Half of bankers in Britain and the United States have received a higher bonus for 2010 than the year before, despite sluggish investment banking performances, according to a survey released on Tuesday.
The survey by Efinancialcareers, a career website network for financial workers, said 49 percent of bankers in Britain had seen a rise in bonuses and only a quarter had seen a fall.
In the United States, 56 percent of those surveyed said their bonuses were larger this year and 19 percent said they had fallen.
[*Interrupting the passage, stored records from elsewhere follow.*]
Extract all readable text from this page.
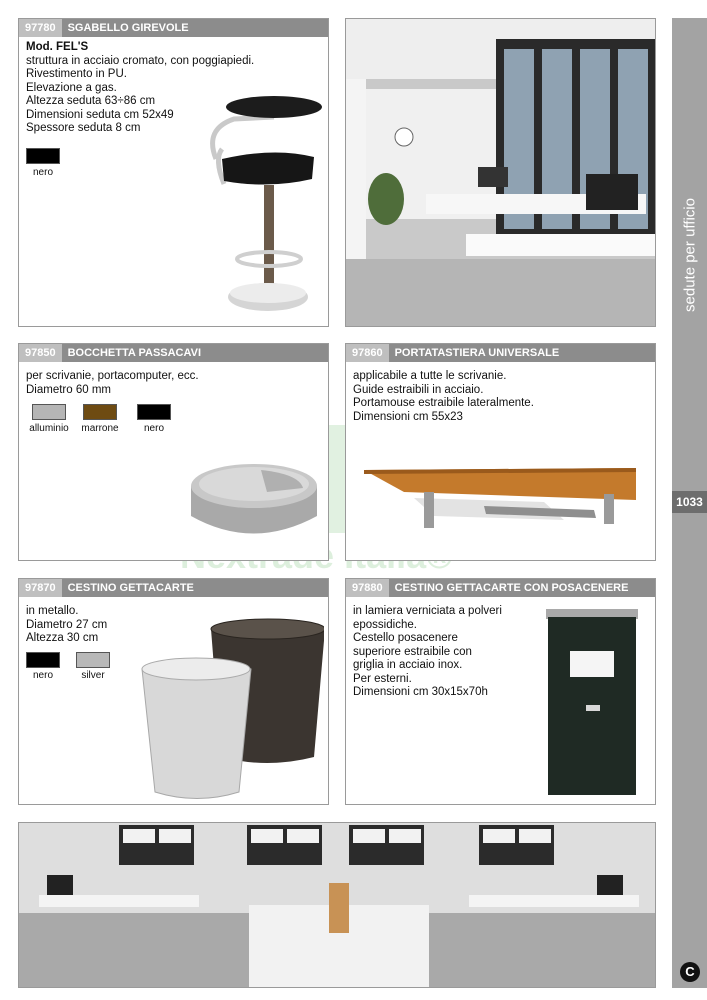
sedute per ufficio
1033
C
97780 SGABELLO GIREVOLE
Mod. FEL'S
struttura in acciaio cromato, con poggiapiedi.
Rivestimento in PU.
Elevazione a gas.
Altezza seduta 63÷86 cm
Dimensioni seduta cm 52x49
Spessore seduta 8 cm
nero
97850 BOCCHETTA PASSACAVI
per scrivanie, portacomputer, ecc.
Diametro 60 mm
alluminio	marrone	nero
97860 PORTATASTIERA UNIVERSALE
applicabile a tutte le scrivanie.
Guide estraibili in acciaio.
Portamouse estraibile lateralmente.
Dimensioni cm 55x23
97870 CESTINO GETTACARTE
in metallo.
Diametro 27 cm
Altezza 30 cm
nero	silver
97880 CESTINO GETTACARTE CON POSACENERE
in lamiera verniciata a polveri
epossidiche.
Cestello posacenere
superiore estraibile con
griglia in acciaio inox.
Per esterni.
Dimensioni cm 30x15x70h
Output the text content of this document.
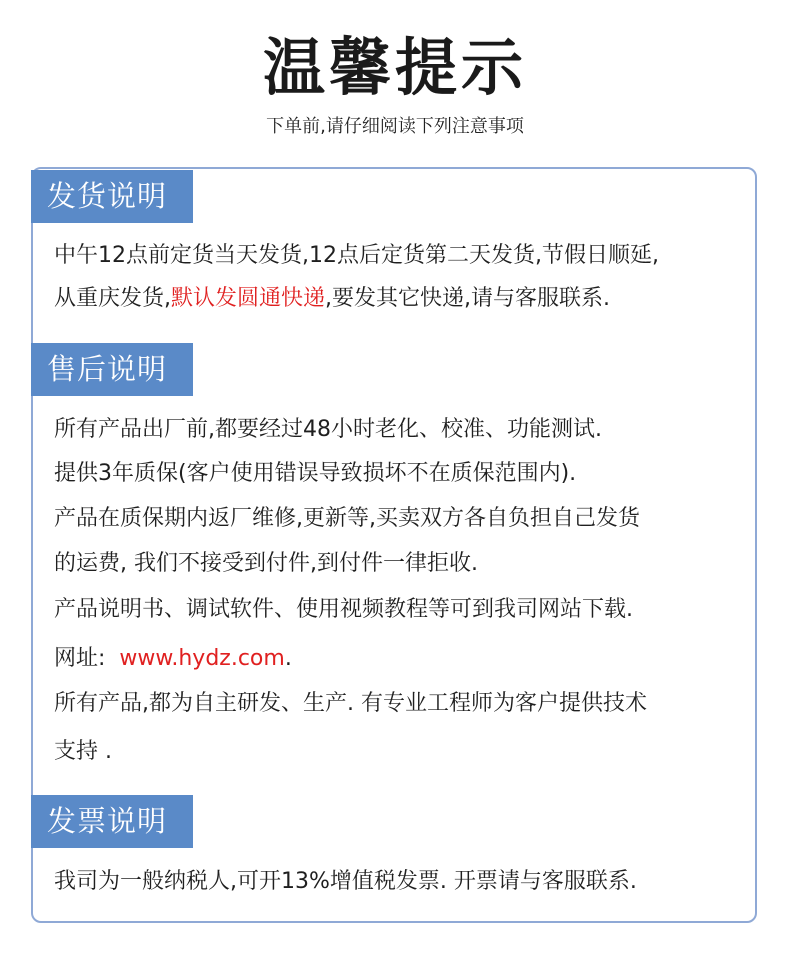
温馨提示
下单前,请仔细阅读下列注意事项
发货说明
中午12点前定货当天发货,12点后定货第二天发货,节假日顺延,
从重庆发货,默认发圆通快递,要发其它快递,请与客服联系.
售后说明
所有产品出厂前,都要经过48小时老化、校准、功能测试.
提供3年质保(客户使用错误导致损坏不在质保范围内).
产品在质保期内返厂维修,更新等,买卖双方各自负担自己发货
的运费, 我们不接受到付件,到付件一律拒收.
产品说明书、调试软件、使用视频教程等可到我司网站下载.
网址:  www.hydz.com.
所有产品,都为自主研发、生产. 有专业工程师为客户提供技术
支持 .
发票说明
我司为一般纳税人,可开13%增值税发票. 开票请与客服联系.
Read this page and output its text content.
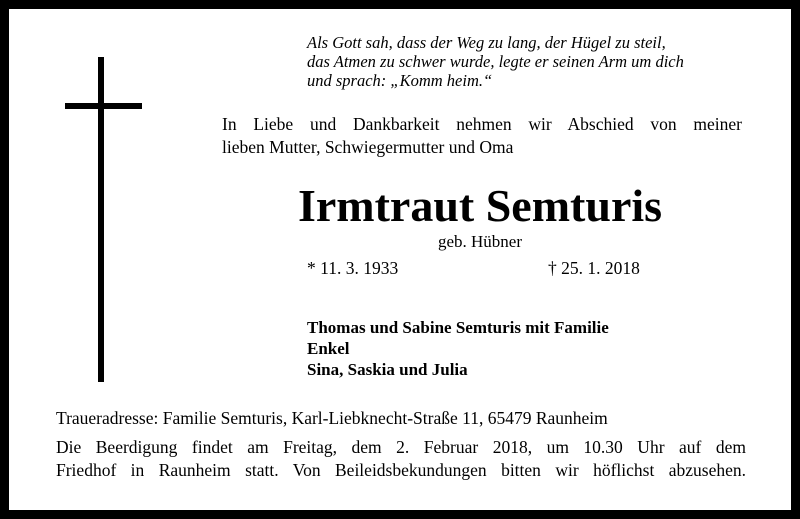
Als Gott sah, dass der Weg zu lang, der Hügel zu steil,
das Atmen zu schwer wurde, legte er seinen Arm um dich
und sprach: „Komm heim.“
In Liebe und Dankbarkeit nehmen wir Abschied von meiner
lieben Mutter, Schwiegermutter und Oma
Irmtraut Semturis
geb. Hübner
* 11. 3. 1933	† 25. 1. 2018
Thomas und Sabine Semturis mit Familie
Enkel
Sina, Saskia und Julia
Traueradresse: Familie Semturis, Karl-Liebknecht-Straße 11, 65479 Raunheim
Die Beerdigung findet am Freitag, dem 2. Februar 2018, um 10.30 Uhr auf dem
Friedhof in Raunheim statt. Von Beileidsbekundungen bitten wir höflichst abzusehen.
The average U.S. bonus was down 5 percent, however.
Some 59 percent of bankers surveyed in Hong Kong, Singapore and Australia had seen an increase in their bonus, while 16 percent had seen a decrease.
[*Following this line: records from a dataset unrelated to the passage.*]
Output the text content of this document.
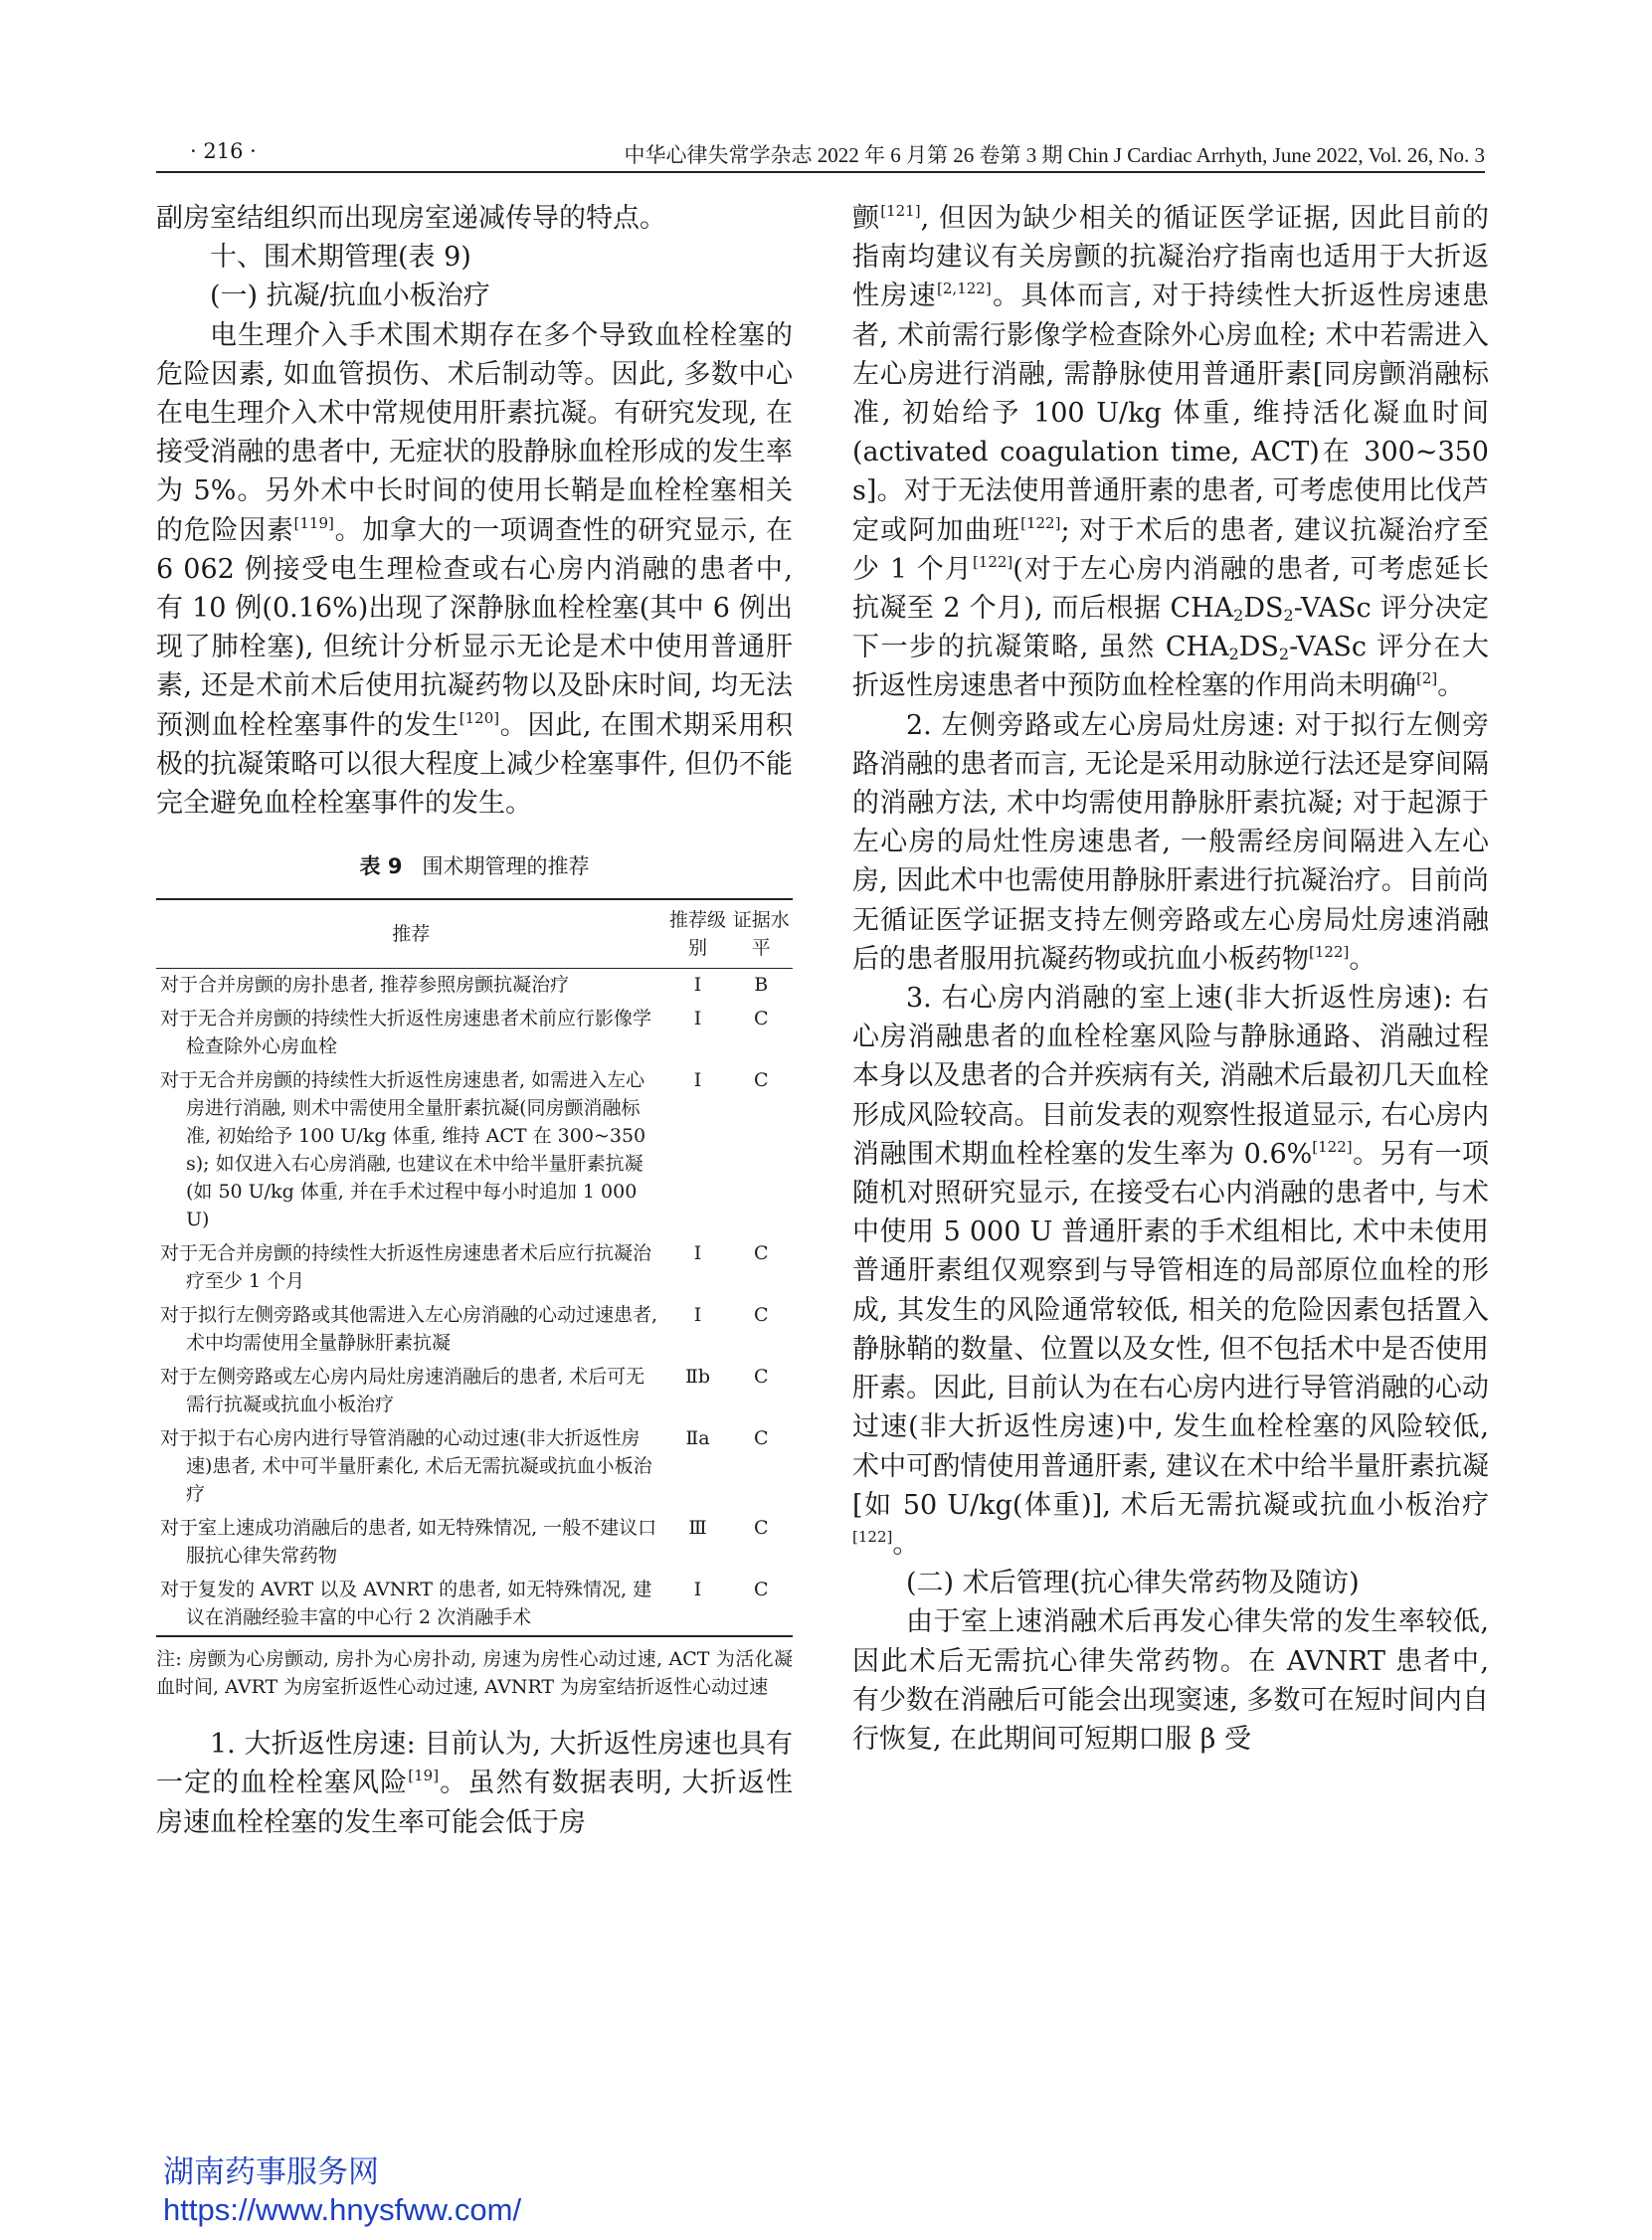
· 216 ·	中华心律失常学杂志 2022 年 6 月第 26 卷第 3 期 Chin J Cardiac Arrhyth, June 2022, Vol. 26, No. 3

副房室结组织而出现房室递减传导的特点。

十、围术期管理(表 9)

(一) 抗凝/抗血小板治疗

电生理介入手术围术期存在多个导致血栓栓塞的危险因素, 如血管损伤、术后制动等。因此, 多数中心在电生理介入术中常规使用肝素抗凝。有研究发现, 在接受消融的患者中, 无症状的股静脉血栓形成的发生率为 5%。另外术中长时间的使用长鞘是血栓栓塞相关的危险因素[119]。加拿大的一项调查性的研究显示, 在 6 062 例接受电生理检查或右心房内消融的患者中, 有 10 例(0.16%)出现了深静脉血栓栓塞(其中 6 例出现了肺栓塞), 但统计分析显示无论是术中使用普通肝素, 还是术前术后使用抗凝药物以及卧床时间, 均无法预测血栓栓塞事件的发生[120]。因此, 在围术期采用积极的抗凝策略可以很大程度上减少栓塞事件, 但仍不能完全避免血栓栓塞事件的发生。

表 9 围术期管理的推荐
推荐	推荐级别	证据水平
对于合并房颤的房扑患者, 推荐参照房颤抗凝治疗	Ⅰ	B
对于无合并房颤的持续性大折返性房速患者术前应行影像学检查除外心房血栓	Ⅰ	C
对于无合并房颤的持续性大折返性房速患者, 如需进入左心房进行消融, 则术中需使用全量肝素抗凝(同房颤消融标准, 初始给予 100 U/kg 体重, 维持 ACT 在 300~350 s); 如仅进入右心房消融, 也建议在术中给半量肝素抗凝(如 50 U/kg 体重, 并在手术过程中每小时追加 1 000 U)	Ⅰ	C
对于无合并房颤的持续性大折返性房速患者术后应行抗凝治疗至少 1 个月	Ⅰ	C
对于拟行左侧旁路或其他需进入左心房消融的心动过速患者, 术中均需使用全量静脉肝素抗凝	Ⅰ	C
对于左侧旁路或左心房内局灶房速消融后的患者, 术后可无需行抗凝或抗血小板治疗	Ⅱb	C
对于拟于右心房内进行导管消融的心动过速(非大折返性房速)患者, 术中可半量肝素化, 术后无需抗凝或抗血小板治疗	Ⅱa	C
对于室上速成功消融后的患者, 如无特殊情况, 一般不建议口服抗心律失常药物	Ⅲ	C
对于复发的 AVRT 以及 AVNRT 的患者, 如无特殊情况, 建议在消融经验丰富的中心行 2 次消融手术	Ⅰ	C

注: 房颤为心房颤动, 房扑为心房扑动, 房速为房性心动过速, ACT 为活化凝血时间, AVRT 为房室折返性心动过速, AVNRT 为房室结折返性心动过速

1. 大折返性房速: 目前认为, 大折返性房速也具有一定的血栓栓塞风险[19]。虽然有数据表明, 大折返性房速血栓栓塞的发生率可能会低于房

颤[121], 但因为缺少相关的循证医学证据, 因此目前的指南均建议有关房颤的抗凝治疗指南也适用于大折返性房速[2,122]。具体而言, 对于持续性大折返性房速患者, 术前需行影像学检查除外心房血栓; 术中若需进入左心房进行消融, 需静脉使用普通肝素[同房颤消融标准, 初始给予 100 U/kg 体重, 维持活化凝血时间(activated coagulation time, ACT)在 300~350 s]。对于无法使用普通肝素的患者, 可考虑使用比伐芦定或阿加曲班[122]; 对于术后的患者, 建议抗凝治疗至少 1 个月[122](对于左心房内消融的患者, 可考虑延长抗凝至 2 个月), 而后根据 $CHA_2DS_2$-VASc 评分决定下一步的抗凝策略, 虽然 $CHA_2DS_2$-VASc 评分在大折返性房速患者中预防血栓栓塞的作用尚未明确[2]。

2. 左侧旁路或左心房局灶房速: 对于拟行左侧旁路消融的患者而言, 无论是采用动脉逆行法还是穿间隔的消融方法, 术中均需使用静脉肝素抗凝; 对于起源于左心房的局灶性房速患者, 一般需经房间隔进入左心房, 因此术中也需使用静脉肝素进行抗凝治疗。目前尚无循证医学证据支持左侧旁路或左心房局灶房速消融后的患者服用抗凝药物或抗血小板药物[122]。

3. 右心房内消融的室上速(非大折返性房速): 右心房消融患者的血栓栓塞风险与静脉通路、消融过程本身以及患者的合并疾病有关, 消融术后最初几天血栓形成风险较高。目前发表的观察性报道显示, 右心房内消融围术期血栓栓塞的发生率为 0.6%[122]。另有一项随机对照研究显示, 在接受右心内消融的患者中, 与术中使用 5 000 U 普通肝素的手术组相比, 术中未使用普通肝素组仅观察到与导管相连的局部原位血栓的形成, 其发生的风险通常较低, 相关的危险因素包括置入静脉鞘的数量、位置以及女性, 但不包括术中是否使用肝素。因此, 目前认为在右心房内进行导管消融的心动过速(非大折返性房速)中, 发生血栓栓塞的风险较低, 术中可酌情使用普通肝素, 建议在术中给半量肝素抗凝[如 50 U/kg(体重)], 术后无需抗凝或抗血小板治疗[122]。

(二) 术后管理(抗心律失常药物及随访)

由于室上速消融术后再发心律失常的发生率较低, 因此术后无需抗心律失常药物。在 AVNRT 患者中, 有少数在消融后可能会出现窦速, 多数可在短时间内自行恢复, 在此期间可短期口服 β 受

湖南药事服务网
https://www.hnysfww.com/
Bankers' pay has come under intense scrutiny after a political and public backlash following the financial crisis, when many lenders had to be bailed out by taxpayers.
The British government said on Tuesday it was still seeking an agreement with banks to curb bonuses and boost lending despite reports that the talks had stalled. The issue is sensitive because the state has large stakes in Royal Bank of Scotland and Lloyds Banking Group after bailing them out and big bonuses enrage taxpayers.
Banks have been fighting to maintain competitive bonus packages for staff, however, arguing that otherwise some banks might relocate overseas where they could face less regulatory pressure.
Efinancialcareers said the survey was conducted this month and was based on 2,511 respondents who had had their awards revealed to them.
The scrutiny on bonuses is particularly intense in Britain, where the average bonus for UK front office professionals was 84,409 pounds ($135,000), up 5 percent on the year, the survey said.